Hyssop was mentioned in the Bible, but its history as a healing secret goes back even further.
Hyssop is a name of Greek origin. The Hyssopos of Dioscorides was named from azob (a holy herb), because it was used for cleaning sacred places. It is alluded to in the Scriptures: 'Purge me with Hyssop, and I shall be clean.'
Hyssop is cultivated for the use of its flower-tops, which are steeped in water to make an infusion, which is sometimes employed as an expectorant.
The healing virtues of the Hyssop plant are due to a particular volatile oil, which is stimulative, carminative and sudorific. Hyssop is often used in treating lung ailments.
The Great King David used Hyssop when he prayed the prayer in Psalm 51:10 "Create in me a clean heart oh God and renew a right spirit within me..."
Hyssop as an Herb for Medicinal Uses
The medicinal parts are the leaves, the flower tips and the essential oil. The plant has a weak sweetish smell. The taste is bitter.
Hyssop is usually given as a warm infusion, taken frequently and mixed with Horehound. Hyssop tea is also a helpful beverage, well adapted to improve the tone of a feeble stomach, being brewed with the green tops of the herb, which are sometimes boiled in soup to be given for asthma.

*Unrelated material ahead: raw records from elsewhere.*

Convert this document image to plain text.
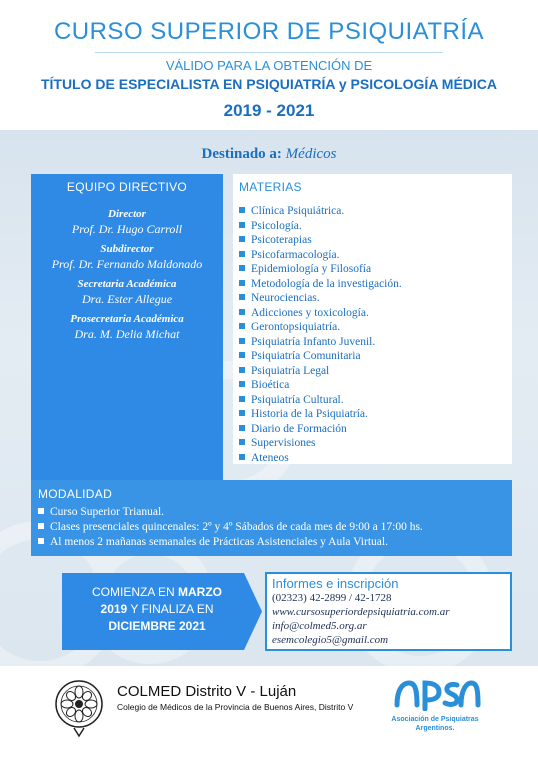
CURSO SUPERIOR DE PSIQUIATRÍA
VÁLIDO PARA LA OBTENCIÓN DE
TÍTULO DE ESPECIALISTA EN PSIQUIATRÍA y PSICOLOGÍA MÉDICA
2019 - 2021
Destinado a: Médicos
EQUIPO DIRECTIVO
Director
Prof. Dr. Hugo Carroll
Subdirector
Prof. Dr. Fernando Maldonado
Secretaria Académica
Dra. Ester Allegue
Prosecretaria Académica
Dra. M. Delia Michat
MATERIAS
Clínica Psiquiátrica.
Psicología.
Psicoterapias
Psicofarmacología.
Epidemiología y Filosofía
Metodología de la investigación.
Neurociencias.
Adicciones y toxicología.
Gerontopsiquiatría.
Psiquiatría Infanto Juvenil.
Psiquiatría Comunitaria
Psiquiatría Legal
Bioética
Psiquiatría Cultural.
Historia de la Psiquiatría.
Diario de Formación
Supervisiones
Ateneos
MODALIDAD
Curso Superior Trianual.
Clases presenciales quincenales: 2º y 4º Sábados de cada mes de 9:00 a 17:00 hs.
Al menos 2 mañanas semanales de Prácticas Asistenciales y Aula Virtual.
COMIENZA EN MARZO
2019 Y FINALIZA EN
DICIEMBRE 2021
Informes e inscripción
(02323) 42-2899 / 42-1728
www.cursosuperiordepsiquiatria.com.ar
info@colmed5.org.ar
esemcolegio5@gmail.com
COLMED Distrito V - Luján
Colegio de Médicos de la Provincia de Buenos Aires, Distrito V
Asociación de Psiquiatras Argentinos.
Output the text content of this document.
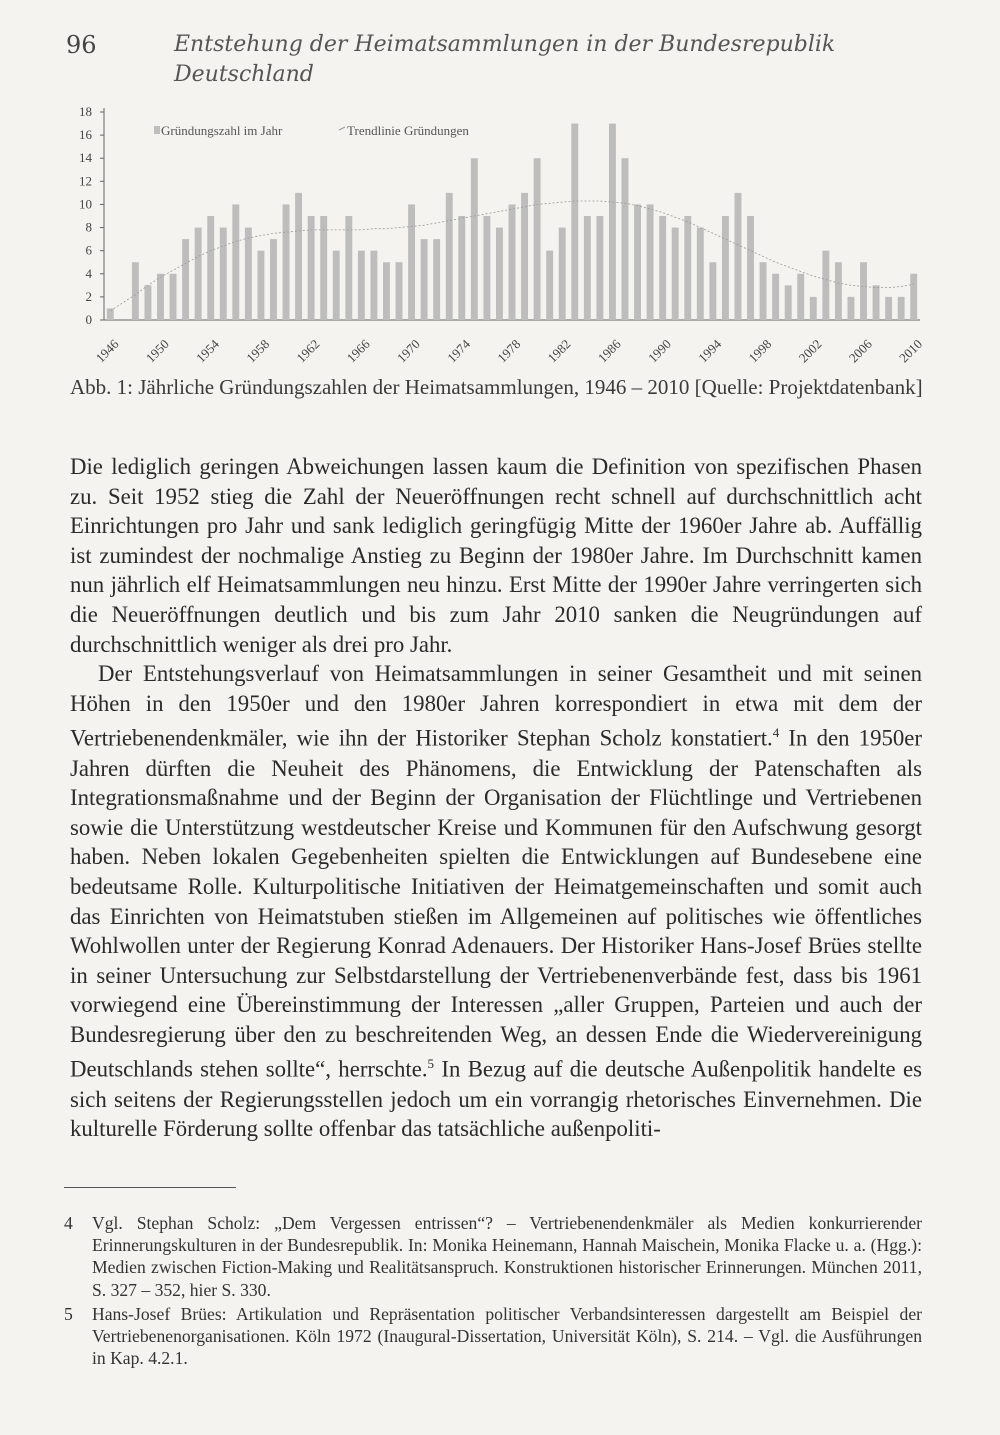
96	Entstehung der Heimatsammlungen in der Bundesrepublik Deutschland
0
2
4
6
8
10
12
14
16
18
Gründungszahl im Jahr	Trendlinie Gründungen
1946 1950 1954 1958 1962 1966 1970 1974 1978 1982 1986 1990 1994 1998 2002 2006 2010
Abb. 1: Jährliche Gründungszahlen der Heimatsammlungen, 1946 – 2010 [Quelle: Projektdatenbank]

Die lediglich geringen Abweichungen lassen kaum die Definition von spezifischen Phasen zu. Seit 1952 stieg die Zahl der Neueröffnungen recht schnell auf durchschnittlich acht Einrichtungen pro Jahr und sank lediglich geringfügig Mitte der 1960er Jahre ab. Auffällig ist zumindest der nochmalige Anstieg zu Beginn der 1980er Jahre. Im Durchschnitt kamen nun jährlich elf Heimatsammlungen neu hinzu. Erst Mitte der 1990er Jahre verringerten sich die Neueröffnungen deutlich und bis zum Jahr 2010 sanken die Neugründungen auf durchschnittlich weniger als drei pro Jahr.

Der Entstehungsverlauf von Heimatsammlungen in seiner Gesamtheit und mit seinen Höhen in den 1950er und den 1980er Jahren korrespondiert in etwa mit dem der Vertriebenendenkmäler, wie ihn der Historiker Stephan Scholz konstatiert.$^4$ In den 1950er Jahren dürften die Neuheit des Phänomens, die Entwicklung der Patenschaften als Integrationsmaßnahme und der Beginn der Organisation der Flüchtlinge und Vertriebenen sowie die Unterstützung westdeutscher Kreise und Kommunen für den Aufschwung gesorgt haben. Neben lokalen Gegebenheiten spielten die Entwicklungen auf Bundesebene eine bedeutsame Rolle. Kulturpolitische Initiativen der Heimatgemeinschaften und somit auch das Einrichten von Heimatstuben stießen im Allgemeinen auf politisches wie öffentliches Wohlwollen unter der Regierung Konrad Adenauers. Der Historiker Hans-Josef Brües stellte in seiner Untersuchung zur Selbstdarstellung der Vertriebenenverbände fest, dass bis 1961 vorwiegend eine Übereinstimmung der Interessen „aller Gruppen, Parteien und auch der Bundesregierung über den zu beschreitenden Weg, an dessen Ende die Wiedervereinigung Deutschlands stehen sollte“, herrschte.$^5$ In Bezug auf die deutsche Außenpolitik handelte es sich seitens der Regierungsstellen jedoch um ein vorrangig rhetorisches Einvernehmen. Die kulturelle Förderung sollte offenbar das tatsächliche außenpoliti-

4 Vgl. Stephan Scholz: „Dem Vergessen entrissen“? – Vertriebenendenkmäler als Medien konkurrierender Erinnerungskulturen in der Bundesrepublik. In: Monika Heinemann, Hannah Maischein, Monika Flacke u. a. (Hgg.): Medien zwischen Fiction-Making und Realitätsanspruch. Konstruktionen historischer Erinnerungen. München 2011, S. 327 – 352, hier S. 330.
5 Hans-Josef Brües: Artikulation und Repräsentation politischer Verbandsinteressen dargestellt am Beispiel der Vertriebenenorganisationen. Köln 1972 (Inaugural-Dissertation, Universität Köln), S. 214. – Vgl. die Ausführungen in Kap. 4.2.1.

In America, an infusion of the leaves is used externally for the relief of muscular rheumatism, and also for bruises and discolored contusions, and the green herb, bruised and applied, will heal cuts promptly. The infusion has an agreeable flavor. A tea made with the fresh green tops, and drunk several times daily, is one of the old fashioned country remedies for rheumatism that is still used today. Hyssop baths have also been recommended as part of the cure, but the quantity used would need to be considerable.
The tea is used to soothe sore throats, both by drinking the tea and by gargling with it. An infusion made with 2 ounces hyssop to 1 pint water is used for the gargle. It has also been used to inhibit the growth of the herpes simplex virus.
Hyssop essential oil, diluted and applied to the scalp, kills lice and cures itchy scalp caused by eczema and dandruff.
Hyssop Cough Syrup
Soothes an irritated throat and has a pleasant licorice taste.
1 cup honey
1/4 cup water
2 tablespoons dried flowering hyssop tops or 1/3 cup chopped, fresh hyssop flowers
1 teaspoon aniseed
Place the honey in a small heavy saucepan and add the water 1 tablespoon at a time, stirring until the mixture has the consistency of pancake syrup. Over medium heat, gradually bring the mixture to a boil, skimming off any scum that surfaces. Use 1 or 2 tablespoons water to moisten the dried hyssop, then crush the aniseed with a spoon. Add both ingredients to the honey and stir. Cover and simmer over low heat for 30 minutes.
Uncover and let cool; while the mixture is still slightly warm, strain it into a jar with a screw-on lid. Let cool to room temperature and cover tightly. Will keep for one week.
Hyssop is also said to repel moths, fleas, cabbage moths and white flies when used in moth repellent and flea repellent sachets.
Culinary Uses of Hyssop
Leaves and flowers are used for teas, salads, soups, lamb stew and poultry stuffing. Also used in soups. Fresh leaves are used in soft butters and cheeses.
The plant is easily grown and has been long been cultivated in the corners of country gardens for the making of tea and candy for use in coughs and colds.
The leaves are used in the manufacture of horehound teas and wines.
Hyssop is a widely used purification herb. Sprinkle an infusion of hyssop around your home or over your person to cleanse it of negative influences.
Isolated cases of tonic-clonic spasms have been observed among adults after intake of 10 to 30 drops of the volatile oil over a number of days (2 to 3 drops for children).
Do not use if pregnant or suffering from epilepsy.